ILLUSTRATION: MATTHEW COLE/FOTOLIA

Three years ago, New York City spent several million dollars on the rehabilitation of the 147-acre Crotona Park in the South Bronx. Crewmen planted hundreds of trees, resurfaced basketball courts, replaced hoops that had been torn down long before, and added new facilities, including a swimming pool.

But—within one short year—the new courts were littered with broken glass, the hoops had vanished again, most of the young trees had been uprooted, and the pool was destroyed. Millions of taxpayers' dollars were completely wasted.

A New Kind of Park

Several blocks north of this urban disaster, a community park was built at a cost of only a few hundred dollars. A group called the Community Involvement Program covered a small comer of a vacant lot with topsoil, named it "A Farm in the Bronx," and Invited about 20 residents to raise vegetables on the site. A fence, built by local teenagers, helped the crops grow unharmed all summer. And this year—as more and more area residents want gardens of their own—the group plans to expand the "inner city farm" concept.

There are at least two reasons why one park was ruined, while the other thrives: 1) residents themselves planned the community garden with the understanding that the project wouldn't succeed without strong community support, and 2) the cooperation of local teenagers. Also, they organized a security network that included senior citizens watching the park from their windows, so small problems never had a chance to become big ones.

The Idea Spreads

Based on this kind of grassroots experience, a new urban parks program has started In the South Bronx that may become an inspiration to other cities throughout the country. During the next year and a half, at least 20 community groups in this ravaged section of New York City will turn 15 vacant and rubble-strewn lots into gardens, parks, and playgrounds, which local citizens will design, construct, and maintain themselves. The individual neighborhoods have committed almost a million dollars in volunteer labor ("sweat equity") and have donated material and tools to match government support. Some of the sites will eventually be converted to land trusts owned by non-profit organizations made up of the people who actually use the new facilities.
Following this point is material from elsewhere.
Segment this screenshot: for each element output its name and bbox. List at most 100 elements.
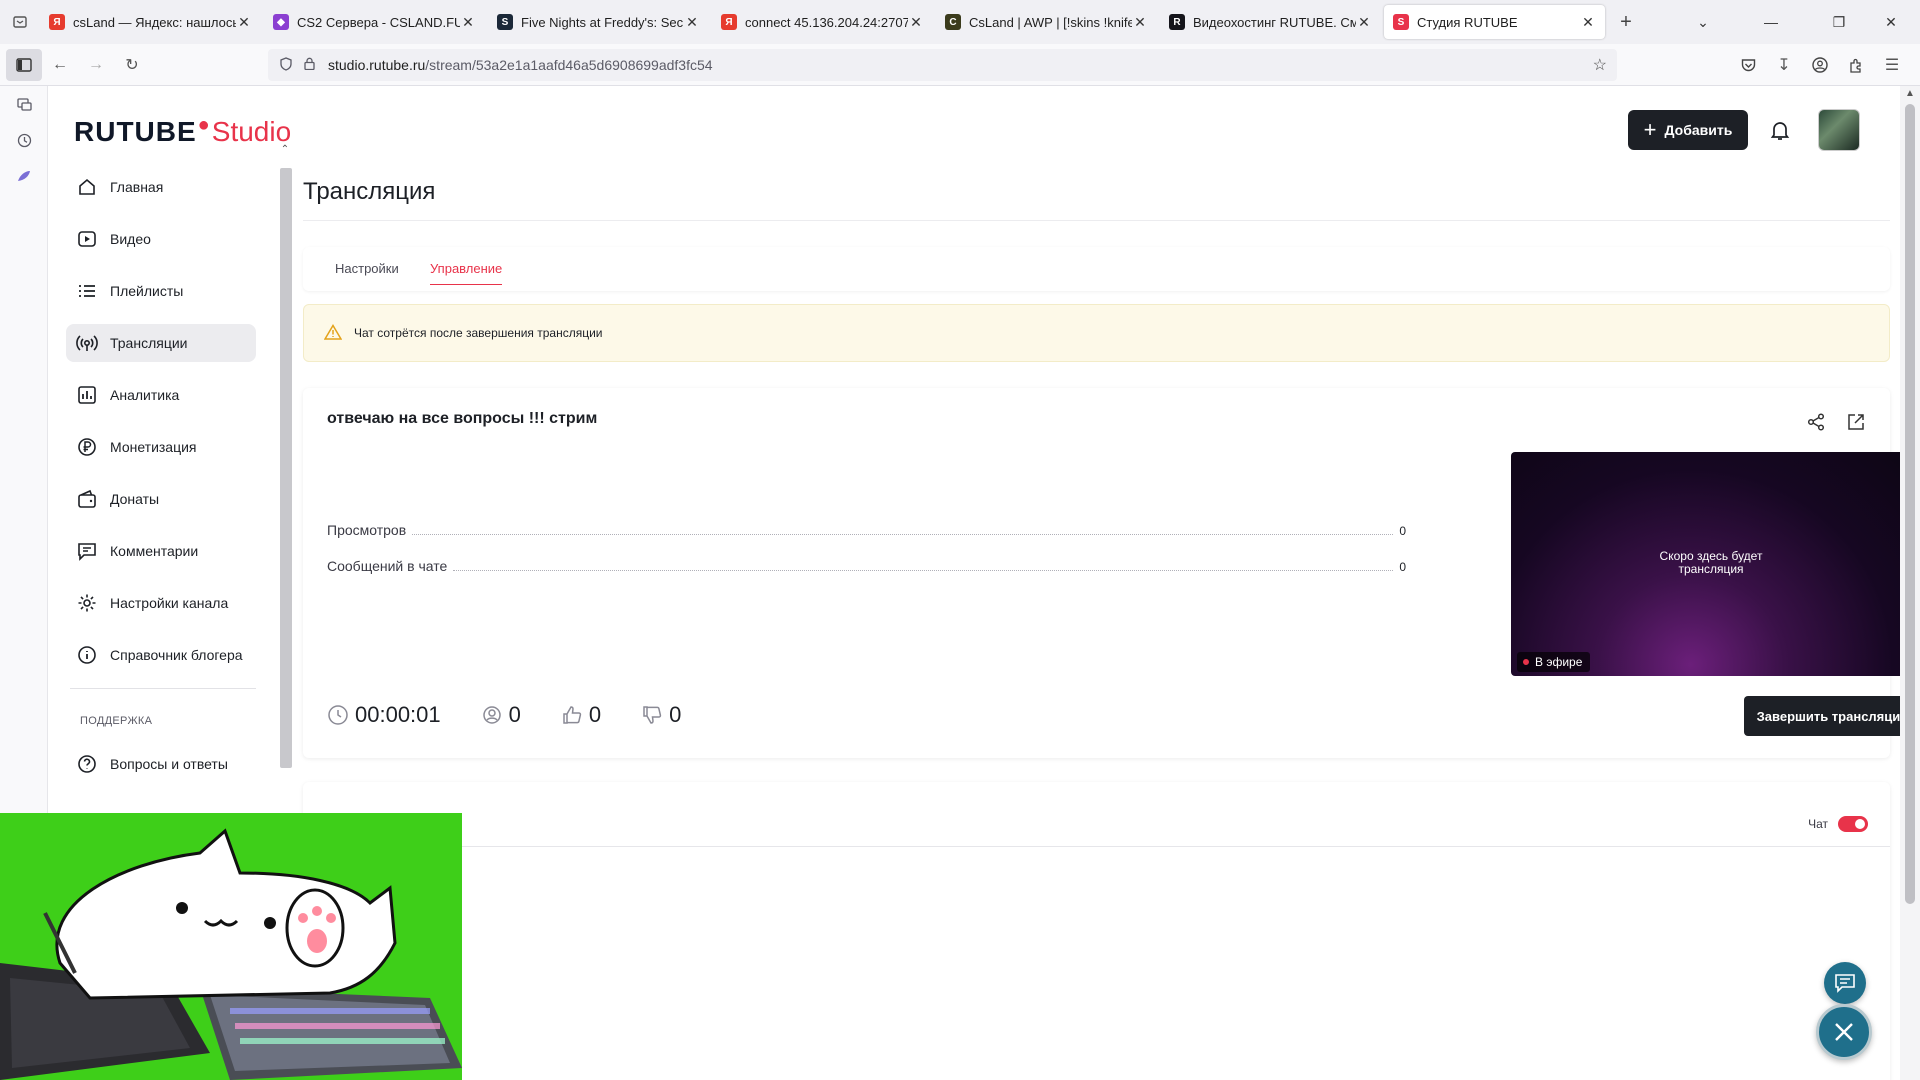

Furthermore, every one of these South Bronx communities has already undertaken at least one modest park and garden venture of its own. The Bronx River Restoration Project, for example, spent an entire summer clearing a river bank of accumulated old cars and trash. Then during the following summer, the volunteers grassed over the area against erosion and built a walkway (reinforced with a plentiful supply of old tires) between the bank and the river.